La scoperta dell’instabilità dinamica, dei fenomeni caotici, ci obbliga invece a rivedere le leggi della scienza classica, al fine di includervi il temporale e il locale; e gli ultimi scritti di Prigogine puntavano verso una sintesi in grado di ritrovare nelle fondamenta stesse delle scienze l’instabilità e l’irreversibilità, facendo delle leggi che mantengono l’isotropia temporale, in dinamica o in meccanica quantistica, dei casi limite, delle idealizzazioni.
«La musica è il vero paradigma della scienza moderna – ha scritto Prigogine – poiché come la musica, gli eventi che sono oggetto della scienza vengono dal silenzio e tornano al silenzio».
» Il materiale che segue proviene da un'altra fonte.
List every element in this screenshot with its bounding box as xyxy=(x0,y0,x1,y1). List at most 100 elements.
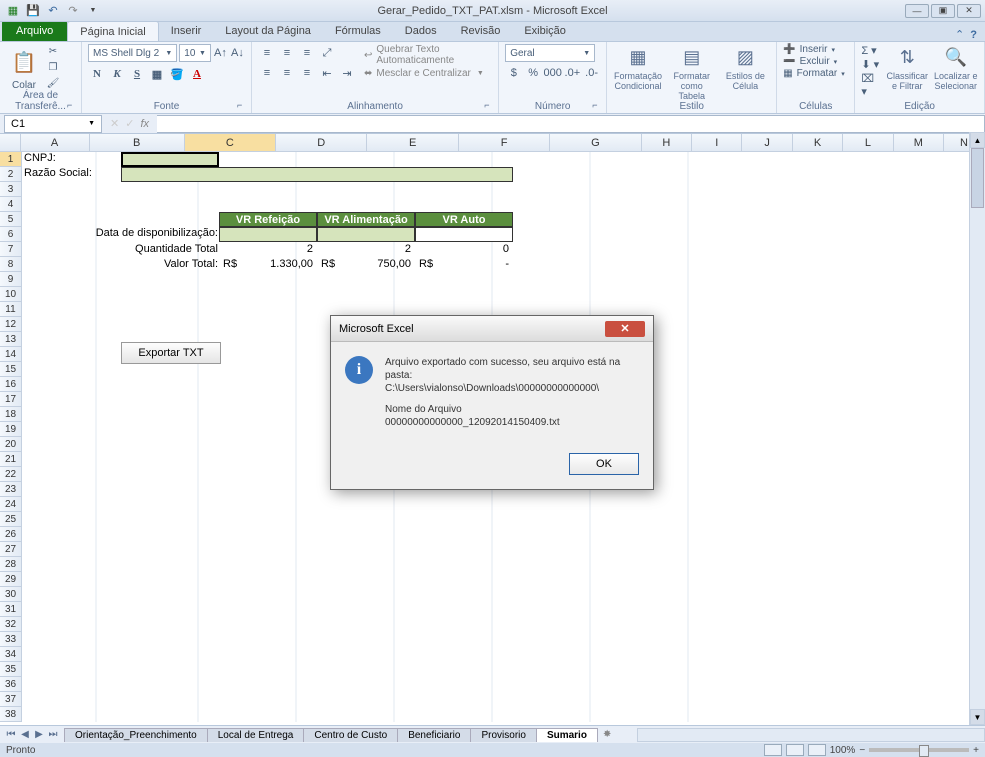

Il multiverso in cui oggi sappiamo di abitare è fatto sia di leggi che di eventi e l’opera musicale è appunto l’espressione di questo dualismo: obbedisce a leggi ma vi sono anche biforcazioni da cui avrebbero potuto partire cammini diversi, in essa convivono determinismo e novità, ripetizione e innovazione. I sistemi instabili consentono di introdurre il tempo alla base stessa della descrizione e riscoprire il tempo era per Prigogine un modo per ritrovare la nostra appartenenza alla natura. Superare il cuore platonico (e poi spinoziano ed einsteniano) della scienza occidentale, rivolta a un mondo statico e idealizzato, è stato l’obiettivo della ricerca di Prigogine; per farlo occorreva costruire una matematica e una fisica del cambiamento e del tempo, ma insieme conservare un’interazione costante tra la visione scientifica e le conseguenze filosofiche che se ne possono trarre.
Prigogine ha così rinnovato l’intreccio fra scienza, filosofia e cultura che sembrava dal dopoguerra dissolto negli specialismi; non sorprende allora che il suo percorso abbia incrociato gli sforzi di quanti hanno cercato di attraversare il Paese d’Enciclopedia, da Michel Serres a Calvino, nell’intento di far comunicare campi separati. Calvino ricordava quanto fosse sensibile all’immagine dell’integrazione dell’uomo nel cosmo, attraverso un legame che passa per il tempo; e nel richiamo all’universo di partecipazione, esito dal percorso intrapreso da Prigogine, scorgeva le basi di un’etica fondata sull’immagine di un universo a cui siamo tutti chiamati a collaborare.